Notice the pattern: validate inputs before doing any work, retry on transient failures only, and always return the same ToolResult shape. The model sees status: error and can decide what to do next — it never has to parse a Python traceback.

Common mistakes

  1. Returning raw exceptions. If your tool returns "ConnectionError: [Errno 111] Connection refused", the model will try to interpret that string creatively. Use structured error envelopes.
  2. Giant return payloads. Returning 50KB of JSON eats your context window. Trim results to what the model actually needs to answer the user's question.
  3. Vague descriptions. "Searches the database" tells the model nothing about when to use this tool. Be specific about the use case.
  4. Missing validation. If the model can pass a string where you expect an integer, it will — eventually. Validate early and return a clear error.
  5. No retry for transient errors. Network calls fail.
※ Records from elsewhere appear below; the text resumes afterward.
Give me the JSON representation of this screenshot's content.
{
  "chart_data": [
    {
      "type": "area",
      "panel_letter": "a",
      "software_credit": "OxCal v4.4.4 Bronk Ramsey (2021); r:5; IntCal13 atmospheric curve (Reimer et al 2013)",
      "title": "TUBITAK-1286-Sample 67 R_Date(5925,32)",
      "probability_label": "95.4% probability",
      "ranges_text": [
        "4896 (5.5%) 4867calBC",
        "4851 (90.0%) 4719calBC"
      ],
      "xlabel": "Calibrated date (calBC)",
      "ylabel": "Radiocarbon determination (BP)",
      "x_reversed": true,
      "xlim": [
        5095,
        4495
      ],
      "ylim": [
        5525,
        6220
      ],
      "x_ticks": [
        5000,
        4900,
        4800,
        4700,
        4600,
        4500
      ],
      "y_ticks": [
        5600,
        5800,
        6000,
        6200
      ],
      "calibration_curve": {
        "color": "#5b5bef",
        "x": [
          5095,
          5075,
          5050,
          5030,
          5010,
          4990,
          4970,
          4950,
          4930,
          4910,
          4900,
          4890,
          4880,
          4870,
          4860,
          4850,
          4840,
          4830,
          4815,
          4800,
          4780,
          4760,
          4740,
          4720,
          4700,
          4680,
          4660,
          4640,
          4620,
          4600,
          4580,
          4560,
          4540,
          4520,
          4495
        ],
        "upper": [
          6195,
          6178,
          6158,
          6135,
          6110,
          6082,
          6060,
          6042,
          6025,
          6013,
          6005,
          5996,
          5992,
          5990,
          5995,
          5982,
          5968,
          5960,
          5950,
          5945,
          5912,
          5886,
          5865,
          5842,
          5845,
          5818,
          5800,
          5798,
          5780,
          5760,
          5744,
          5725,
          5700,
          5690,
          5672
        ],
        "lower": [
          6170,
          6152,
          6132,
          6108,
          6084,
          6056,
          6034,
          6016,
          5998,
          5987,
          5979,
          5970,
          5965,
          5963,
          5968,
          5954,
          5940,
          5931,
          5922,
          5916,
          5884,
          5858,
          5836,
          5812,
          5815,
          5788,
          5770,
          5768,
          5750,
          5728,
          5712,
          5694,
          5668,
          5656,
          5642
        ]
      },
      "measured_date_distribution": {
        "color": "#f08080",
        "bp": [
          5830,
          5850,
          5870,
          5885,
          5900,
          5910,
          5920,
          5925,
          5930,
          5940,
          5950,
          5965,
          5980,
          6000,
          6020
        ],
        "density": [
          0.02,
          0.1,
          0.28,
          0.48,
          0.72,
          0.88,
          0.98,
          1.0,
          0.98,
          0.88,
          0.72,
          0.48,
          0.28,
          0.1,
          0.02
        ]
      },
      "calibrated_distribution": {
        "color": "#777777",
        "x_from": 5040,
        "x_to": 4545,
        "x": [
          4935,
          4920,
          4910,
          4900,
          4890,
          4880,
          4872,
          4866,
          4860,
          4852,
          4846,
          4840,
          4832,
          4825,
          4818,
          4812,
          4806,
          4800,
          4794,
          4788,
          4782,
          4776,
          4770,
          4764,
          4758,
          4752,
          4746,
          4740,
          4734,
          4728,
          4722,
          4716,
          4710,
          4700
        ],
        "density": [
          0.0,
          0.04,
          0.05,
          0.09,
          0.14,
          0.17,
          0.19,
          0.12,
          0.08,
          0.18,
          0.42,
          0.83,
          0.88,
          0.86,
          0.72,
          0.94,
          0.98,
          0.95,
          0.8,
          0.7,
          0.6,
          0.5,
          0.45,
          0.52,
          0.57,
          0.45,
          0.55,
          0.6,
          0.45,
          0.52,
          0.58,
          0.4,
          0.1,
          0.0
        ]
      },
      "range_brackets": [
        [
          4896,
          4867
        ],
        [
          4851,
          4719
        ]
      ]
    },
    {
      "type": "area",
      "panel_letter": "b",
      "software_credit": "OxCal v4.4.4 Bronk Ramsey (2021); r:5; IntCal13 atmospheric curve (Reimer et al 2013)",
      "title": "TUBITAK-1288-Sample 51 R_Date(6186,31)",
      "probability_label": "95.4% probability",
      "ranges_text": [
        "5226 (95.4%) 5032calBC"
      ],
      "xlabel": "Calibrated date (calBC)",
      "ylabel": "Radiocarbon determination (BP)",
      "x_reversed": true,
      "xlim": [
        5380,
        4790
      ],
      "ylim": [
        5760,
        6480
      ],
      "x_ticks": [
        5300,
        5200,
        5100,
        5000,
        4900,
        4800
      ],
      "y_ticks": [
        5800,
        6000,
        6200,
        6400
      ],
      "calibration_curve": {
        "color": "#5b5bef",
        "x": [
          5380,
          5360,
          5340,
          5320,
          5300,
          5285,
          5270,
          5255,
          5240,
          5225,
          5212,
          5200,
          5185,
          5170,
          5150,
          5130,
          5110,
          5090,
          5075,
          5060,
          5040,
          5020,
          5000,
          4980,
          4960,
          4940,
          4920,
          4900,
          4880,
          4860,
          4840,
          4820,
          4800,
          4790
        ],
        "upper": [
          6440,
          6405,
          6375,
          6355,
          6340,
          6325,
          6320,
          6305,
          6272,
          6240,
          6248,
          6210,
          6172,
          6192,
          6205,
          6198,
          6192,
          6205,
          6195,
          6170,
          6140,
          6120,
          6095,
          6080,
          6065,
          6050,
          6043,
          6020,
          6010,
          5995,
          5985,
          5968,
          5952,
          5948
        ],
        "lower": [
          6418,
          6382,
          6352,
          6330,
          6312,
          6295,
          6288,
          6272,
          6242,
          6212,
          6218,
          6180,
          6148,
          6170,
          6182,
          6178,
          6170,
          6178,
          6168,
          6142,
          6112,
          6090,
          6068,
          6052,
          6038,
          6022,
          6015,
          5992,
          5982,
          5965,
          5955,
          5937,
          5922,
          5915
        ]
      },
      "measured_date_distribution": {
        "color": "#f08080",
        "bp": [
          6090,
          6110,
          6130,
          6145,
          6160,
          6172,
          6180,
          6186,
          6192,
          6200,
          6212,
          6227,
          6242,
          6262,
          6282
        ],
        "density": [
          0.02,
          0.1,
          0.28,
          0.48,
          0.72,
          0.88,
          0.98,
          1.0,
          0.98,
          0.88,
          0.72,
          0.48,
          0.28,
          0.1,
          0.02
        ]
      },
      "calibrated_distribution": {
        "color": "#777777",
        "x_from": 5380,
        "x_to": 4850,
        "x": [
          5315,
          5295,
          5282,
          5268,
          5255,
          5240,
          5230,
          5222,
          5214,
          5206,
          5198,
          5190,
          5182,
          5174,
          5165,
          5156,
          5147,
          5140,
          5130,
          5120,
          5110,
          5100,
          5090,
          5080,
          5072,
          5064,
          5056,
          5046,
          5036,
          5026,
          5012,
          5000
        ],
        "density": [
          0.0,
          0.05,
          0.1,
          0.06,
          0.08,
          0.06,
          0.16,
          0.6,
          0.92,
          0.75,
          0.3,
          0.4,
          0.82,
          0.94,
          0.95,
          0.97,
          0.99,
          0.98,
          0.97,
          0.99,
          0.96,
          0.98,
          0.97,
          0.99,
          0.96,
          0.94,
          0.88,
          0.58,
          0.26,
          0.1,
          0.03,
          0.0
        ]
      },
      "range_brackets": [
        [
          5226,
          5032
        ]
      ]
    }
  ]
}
A single retry with backoff prevents the agent from giving up on a momentary blip.

Try it yourself

Take an API you already use (weather, GitHub, a database) and wrap it as an agent tool. Define the JSON Schema, add input validation, implement retry logic, and return structured results. Then feed the schema to an LLM and see if it calls the tool correctly on the first try. If it does not, look at what confused it — that is where your schema needs work.